Podkreślał, że strażacy dbają o kulturę i tradycję.
- Jesteście "sarnowskimi płucami". By zrozumieć sarnowskiego ducha, trzeba odwiedzić Ochotniczą Straż Pożarną. Trzeba się z wami spotkać, bo to jest kręgosłup tożsamości, co to znaczy być sarnowskim mieszkańcem - twierdził.
Zauważył też, że strażacy promują w Polsce potrzebną postawę - bezinteresowną działalność na rzecz drugiego człowieka.
- Tej postawy brania odpowiedzialności za to, co nas otacza. Ruch OSP jest kwintesencją tego sposobu myślenia. Nie myślicie tylko o sobie - podkreślił.
Dlatego, jak zaznaczył parlamentarzysta, tak ważne jest doposażanie jednostek. Przypomniał, że dzięki wsparciu z budżetu centralnego, do OSP trafiają nowe auta czy sprzęt. Przypomniał także, że niedawno przyjęta została ustawa o ochotniczych strażach pożarnych, która gwarantuje druhom tzw. świadczenie ratownicze. Wynosi ono 200 zł miesięcznie.

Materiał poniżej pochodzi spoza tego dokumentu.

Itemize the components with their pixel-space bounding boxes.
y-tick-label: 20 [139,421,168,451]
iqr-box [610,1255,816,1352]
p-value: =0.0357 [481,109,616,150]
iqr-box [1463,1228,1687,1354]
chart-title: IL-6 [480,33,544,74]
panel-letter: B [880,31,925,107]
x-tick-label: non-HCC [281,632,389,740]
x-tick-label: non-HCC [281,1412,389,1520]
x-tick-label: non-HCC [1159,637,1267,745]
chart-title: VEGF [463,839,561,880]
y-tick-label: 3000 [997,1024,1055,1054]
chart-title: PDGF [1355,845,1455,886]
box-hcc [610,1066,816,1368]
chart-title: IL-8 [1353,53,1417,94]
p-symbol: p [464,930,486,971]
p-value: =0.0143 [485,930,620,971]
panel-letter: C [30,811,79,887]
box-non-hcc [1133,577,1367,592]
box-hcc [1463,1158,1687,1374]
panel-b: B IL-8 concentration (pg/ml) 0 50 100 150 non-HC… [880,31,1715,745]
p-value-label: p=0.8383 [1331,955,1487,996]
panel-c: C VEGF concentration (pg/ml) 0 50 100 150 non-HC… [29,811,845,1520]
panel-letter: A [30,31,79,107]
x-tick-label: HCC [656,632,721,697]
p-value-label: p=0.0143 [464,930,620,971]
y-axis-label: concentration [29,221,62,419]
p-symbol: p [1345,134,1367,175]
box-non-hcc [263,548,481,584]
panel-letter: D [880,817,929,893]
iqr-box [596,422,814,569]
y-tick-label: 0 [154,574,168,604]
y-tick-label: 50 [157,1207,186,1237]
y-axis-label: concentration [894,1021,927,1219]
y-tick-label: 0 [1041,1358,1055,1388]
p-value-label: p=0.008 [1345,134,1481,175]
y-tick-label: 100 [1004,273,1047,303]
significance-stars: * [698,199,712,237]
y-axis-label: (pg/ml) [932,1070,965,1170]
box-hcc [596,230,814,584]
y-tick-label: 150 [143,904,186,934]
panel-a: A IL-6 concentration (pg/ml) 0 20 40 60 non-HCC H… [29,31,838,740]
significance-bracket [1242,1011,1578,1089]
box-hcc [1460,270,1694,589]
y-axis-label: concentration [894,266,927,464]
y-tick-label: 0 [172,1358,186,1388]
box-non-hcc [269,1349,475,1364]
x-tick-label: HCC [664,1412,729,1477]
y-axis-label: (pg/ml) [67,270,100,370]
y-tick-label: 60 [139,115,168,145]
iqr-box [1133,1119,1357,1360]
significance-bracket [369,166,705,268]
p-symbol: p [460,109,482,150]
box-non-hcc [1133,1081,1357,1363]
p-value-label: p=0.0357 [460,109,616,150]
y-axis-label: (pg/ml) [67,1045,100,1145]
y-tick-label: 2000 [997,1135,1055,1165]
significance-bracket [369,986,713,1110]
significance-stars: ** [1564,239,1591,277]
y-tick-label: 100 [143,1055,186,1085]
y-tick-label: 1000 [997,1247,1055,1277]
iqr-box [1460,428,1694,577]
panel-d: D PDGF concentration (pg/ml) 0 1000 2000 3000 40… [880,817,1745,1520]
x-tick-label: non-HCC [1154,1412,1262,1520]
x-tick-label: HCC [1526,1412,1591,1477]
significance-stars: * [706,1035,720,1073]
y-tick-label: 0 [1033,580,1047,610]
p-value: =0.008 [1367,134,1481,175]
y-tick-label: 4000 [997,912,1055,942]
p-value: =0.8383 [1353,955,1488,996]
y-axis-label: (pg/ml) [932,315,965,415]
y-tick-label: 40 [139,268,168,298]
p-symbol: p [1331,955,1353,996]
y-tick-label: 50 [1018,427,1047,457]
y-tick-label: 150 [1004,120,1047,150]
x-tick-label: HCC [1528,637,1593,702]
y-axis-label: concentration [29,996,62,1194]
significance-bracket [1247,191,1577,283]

Po konferencji prasowej, strażacy zaprosili posła na ul. Prusa. Tam, na jednej z działek, w planach jest budowa nowej remizy OSP Sarnowa. Pierwsze prace, związane z wyrównaniem terenu czy usunięciem krzaków z terenu, zostały już wykonane. Druhowie mają nadzieję, że w najbliższych latach ich marzenie - o budowie nowej strażnicy - spełni się. Jednak, jak podkreślili, potrzebne są to pieniądze. Póki co, jednostka nimi nie dysponuje.